After another 30km we reached Kargil, the route’s largest settlement. Straddling the Suru Valley, this sprawling town has lent its name to the infamous 1999 ‘Kargil War’ between India and Pakistan. My driver slowed as we passed an odd and seemingly pointless wall beside the road’s northern side. Indian troops had built it to shield traffic from shelling. “For a while we could only drive at night without lights” he explained. Further along stands the Kargil War Memorial whose museum explains the conflict with an array of detailed charts, pictures and exhibits.

Continuing through Dras (reputedly the coldest place in India) the scenery turned increasingly alpine with fir trees, pretty meadows and more snow-capped mountains. Buddhist Ladakh’s mud-brick, flat-roofed houses had long given way to pitched corrugated-metal roofs and from virtually every hamlet rose a little minaret or two.


A particularly lovely yet lonely valley heralds the approach to the famous Zoji La, gateway to the Vale of Kashmir. What this notch in the main Himalayan range lacks in altitude ‒ at 11,600ft it’s about the same height as Leh ‒ it more than makes up in cliff-hugging, precipitous drama. And, with seemingly never-ending remedial works, this short section remains the roughest yet probably most exhilarating stage of the journey.
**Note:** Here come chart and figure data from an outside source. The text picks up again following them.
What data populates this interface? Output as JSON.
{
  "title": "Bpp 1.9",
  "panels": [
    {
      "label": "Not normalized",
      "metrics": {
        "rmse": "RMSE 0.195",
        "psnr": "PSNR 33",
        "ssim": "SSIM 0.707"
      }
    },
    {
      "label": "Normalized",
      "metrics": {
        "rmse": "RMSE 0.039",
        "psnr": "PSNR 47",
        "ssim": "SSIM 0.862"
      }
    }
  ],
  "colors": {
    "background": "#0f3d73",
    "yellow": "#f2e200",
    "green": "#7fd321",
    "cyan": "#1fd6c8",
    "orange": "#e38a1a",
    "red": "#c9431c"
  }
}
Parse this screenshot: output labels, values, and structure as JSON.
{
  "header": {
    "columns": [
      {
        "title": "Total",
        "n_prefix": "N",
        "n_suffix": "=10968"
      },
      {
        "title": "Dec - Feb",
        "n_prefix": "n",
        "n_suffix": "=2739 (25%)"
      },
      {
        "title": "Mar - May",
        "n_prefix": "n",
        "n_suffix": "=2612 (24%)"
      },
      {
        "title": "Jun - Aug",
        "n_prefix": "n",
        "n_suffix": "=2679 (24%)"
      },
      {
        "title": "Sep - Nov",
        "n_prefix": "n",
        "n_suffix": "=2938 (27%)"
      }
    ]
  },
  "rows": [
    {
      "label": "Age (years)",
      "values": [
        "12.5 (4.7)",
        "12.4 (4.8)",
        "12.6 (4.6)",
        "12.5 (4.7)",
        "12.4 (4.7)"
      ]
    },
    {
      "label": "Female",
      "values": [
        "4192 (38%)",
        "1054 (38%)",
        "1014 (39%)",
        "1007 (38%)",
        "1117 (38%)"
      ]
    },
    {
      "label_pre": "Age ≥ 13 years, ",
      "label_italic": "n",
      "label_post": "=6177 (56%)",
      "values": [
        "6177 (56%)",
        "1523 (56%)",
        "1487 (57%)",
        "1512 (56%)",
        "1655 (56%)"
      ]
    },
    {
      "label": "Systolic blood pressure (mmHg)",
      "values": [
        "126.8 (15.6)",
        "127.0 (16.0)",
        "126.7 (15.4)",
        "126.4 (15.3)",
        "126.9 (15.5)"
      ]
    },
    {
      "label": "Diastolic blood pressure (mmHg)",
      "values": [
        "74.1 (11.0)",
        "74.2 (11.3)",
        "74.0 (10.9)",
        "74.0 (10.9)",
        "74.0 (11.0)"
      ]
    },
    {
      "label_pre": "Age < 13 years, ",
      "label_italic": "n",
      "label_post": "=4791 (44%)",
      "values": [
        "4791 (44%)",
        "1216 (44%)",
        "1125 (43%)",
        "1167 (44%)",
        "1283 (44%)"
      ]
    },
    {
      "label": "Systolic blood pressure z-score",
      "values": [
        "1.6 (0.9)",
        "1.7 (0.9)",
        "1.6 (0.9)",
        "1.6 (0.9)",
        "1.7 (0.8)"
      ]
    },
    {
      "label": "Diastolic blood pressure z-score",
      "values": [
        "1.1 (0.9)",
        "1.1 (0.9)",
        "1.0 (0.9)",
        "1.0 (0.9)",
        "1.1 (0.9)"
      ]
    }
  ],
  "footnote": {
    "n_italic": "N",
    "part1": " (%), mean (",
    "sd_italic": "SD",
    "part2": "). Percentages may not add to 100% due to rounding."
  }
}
After safely manoeuvring like a crab we plunged into the Sindh Valley and skirted Sonamarg, the once-empty meadow now a rapidly expanding ‘resort’ bearing the brunt of Kashmir’s tourist revival. Villages grew larger with richer-looking fields and orchards, and without much fuss we emerged into the lush broad Vale of Kashmir. Forty minutes later we’d navigated the humdrum suburbs of Srinagar, the state capital, to stop beside Dal Lake.

For all Kashmir’s lovely scenery and famed Mughal gardens along with Srinagar’s teeming old quarter with its fine mosques and saints’ shrines, it is the capital’s lakes and their unique houseboats that have long defined the tourist experience.

So fond of the region were early British visitors, the houseboat quickly became a neat way around the then Maharaja of Kashmir’s restrictions on outsiders regarding residency and property. Nimble business-minded Kashmiris readily embraced the concept, creating charming dens of cosy Victoriana embellished with the best of local craftsmanship, especially beautifully carved wooden panelling for walls and ceilings.

I spent days on the placid lake watching shikaras ‒ slender taxi boats with cushions and awnings ‒ toing and froing with small groups of dreamy-eyed tourists. I joined locals paddling little skiffs to and from local markets and vegetable gardens. Beyond the majestic ranks of chinars, or plane trees, lining much of the lake, the rugged Zabarwan Hills rose tantalisingly in the distance. This marked an idyllic ending to the ultimate road trip.